В храме он с неприятным удивлением поймал себя на том, что пристально рассматривает молодую женщину, молившуюся в тени у стены. Впрочем, тут же и оправдался тем, что интерес его касался только внешнего несоответствия: лицо ее казалось слишком тонким для местной уроженки, и оттого весь облик ощутимо не вязался с грубоватым интерьером станичной церквушки. Дожидаться конца службы он не стал: после ранения ему становилось тяжело дышать, когда оставался на ногах слишком долго. Напротив церковного крыльца, у первых хат, были сложены друг на друга несколько больших бревен, и Лампе присел там, переводя дыхание. Ясное небо, тысячи звезд. Такого неба, как в южной России весной, ему не доводилось видеть никогда и нигде. Он вспомнил Закревского, поискал глазами пояс Ориона, но тот, должно быть, оставался по другую сторону горизонта.

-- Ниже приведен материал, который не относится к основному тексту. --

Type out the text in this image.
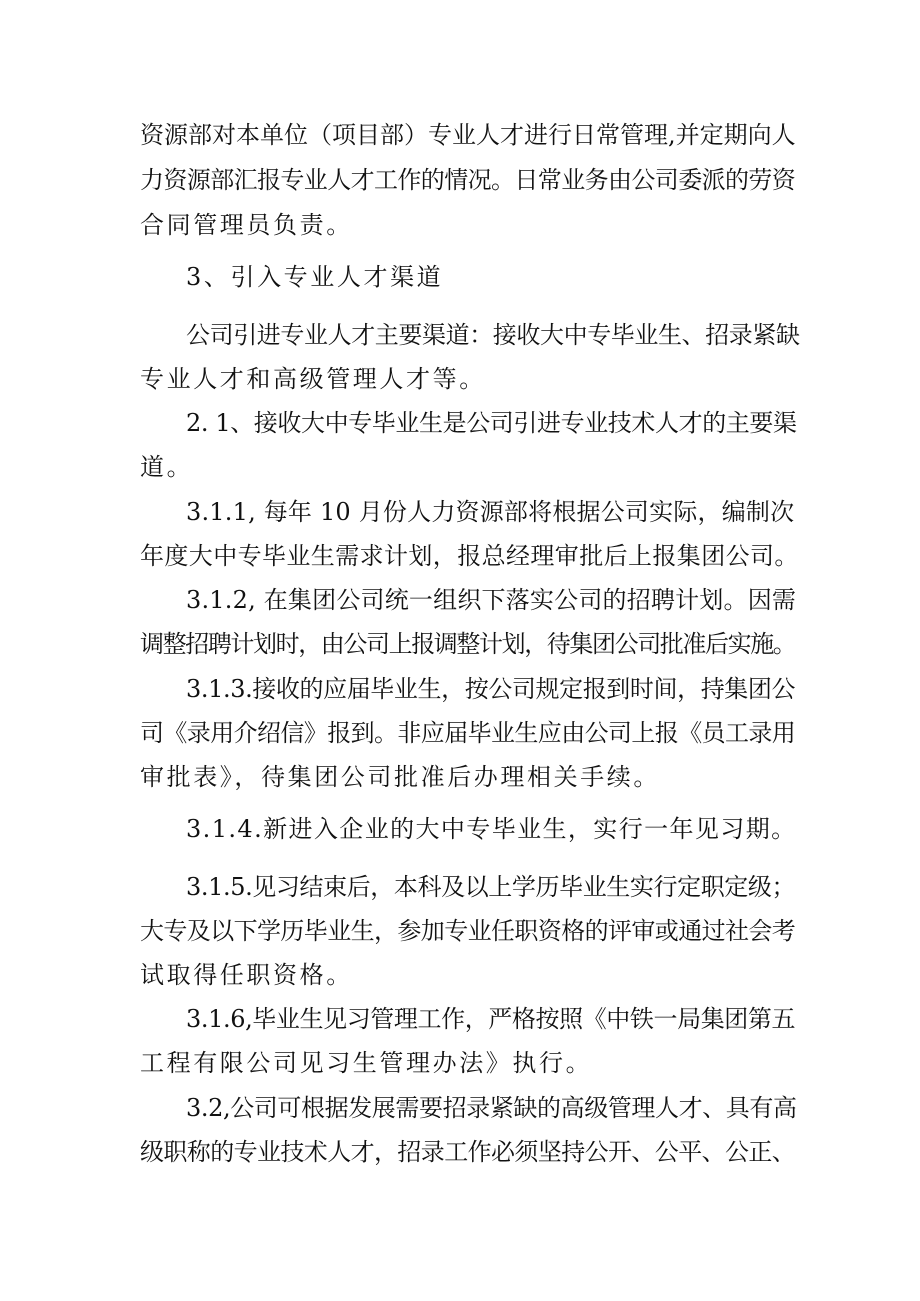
资源部对本单位（项目部）专业人才进行日常管理,并定期向人
力资源部汇报专业人才工作的情况。日常业务由公司委派的劳资
合同管理员负责。
3、引入专业人才渠道
公司引进专业人才主要渠道：接收大中专毕业生、招录紧缺
专业人才和高级管理人才等。
2. 1、接收大中专毕业生是公司引进专业技术人才的主要渠
道。
3.1.1, 每年 10 月份人力资源部将根据公司实际，编制次
年度大中专毕业生需求计划，报总经理审批后上报集团公司。
3.1.2, 在集团公司统一组织下落实公司的招聘计划。因需
调整招聘计划时，由公司上报调整计划，待集团公司批准后实施。
3.1.3.接收的应届毕业生，按公司规定报到时间，持集团公
司《录用介绍信》报到。非应届毕业生应由公司上报《员工录用
审批表》，待集团公司批准后办理相关手续。
3.1.4.新进入企业的大中专毕业生，实行一年见习期。
3.1.5.见习结束后，本科及以上学历毕业生实行定职定级；
大专及以下学历毕业生，参加专业任职资格的评审或通过社会考
试取得任职资格。
3.1.6,毕业生见习管理工作，严格按照《中铁一局集团第五
工程有限公司见习生管理办法》执行。
3.2,公司可根据发展需要招录紧缺的高级管理人才、具有高
级职称的专业技术人才，招录工作必须坚持公开、公平、公正、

Чуть позже еще одна фигура появилась в дверях храма. Лампе удивился, узнав женщину, которая привлекла недавно его внимание: казалось, молитвой она была поглощена всецело и вряд ли что-либо может заставить ее уйти раньше времени. Теперь, придерживая непослушные концы скромного серого платка, она торопливо шла в сторону бревен, на которых он сидел, и, обманувшись целеустремленностью ее походки, растерявшийся Лампе решил, что она действительно направляется именно к нему, и поднялся навстречу, но женщина испуганно отшатнулась, когда он вырос перед ней так внезапно. Он начал было бормотать извинения, но вдруг представил полумрак лазарета, спертое тепло массы человеческих тел и испытал такое противление самой мысли, что предстоит туда возвращаться, что круто завернул фразу и закончил вопросом, не знает ли она дома, где его согласились бы принять сегодня на ночлег. Женщина долго поправляла платок, прятала выбившиеся волосы, потом равнодушно ответила, что можно остановиться у нее.
Идти оказалось недалеко: пятая или шестая хата от церкви. Первое, что Лампе заметил, войдя: слишком много книг в доме.
– Хотите есть? – спросила она.
– Нет, благодарю.
– А молока? Я согрею.
– У вас петербургский выговор, – сказал Лампе.
– Да. Муж служил здесь доктором, на две станицы. Он был в Ростове, когда ваши ушли. С тех пор никаких известий. Значит, убили. Чудес не бывает.
– Ну что вы так? Мало ли что случается.
– Снимайте шинель. Здесь тепло.
Лампе замешкался. Нечистые бинты – то же исподнее. Но тут же усмехнулся своей стеснительности.
– Да, – сказала она, взглянув на его китель, – это не зачинишь. Давно вас?
– Под Некрасовской.
– А когда туда шли – были в Лежанке?
Он кивнул. И про себя выругался, увидев перемену в ее лице. Стало быть, он противен ей. Убийца, один из тех, кто под ее окнами колол штыками людей… Слишком просто судить, глядя из хатки. Надо бы встать и уйти…
– Я хочу спросить вас, – сказала она. – Вот вы, офицер, что вы думаете: зачем все это?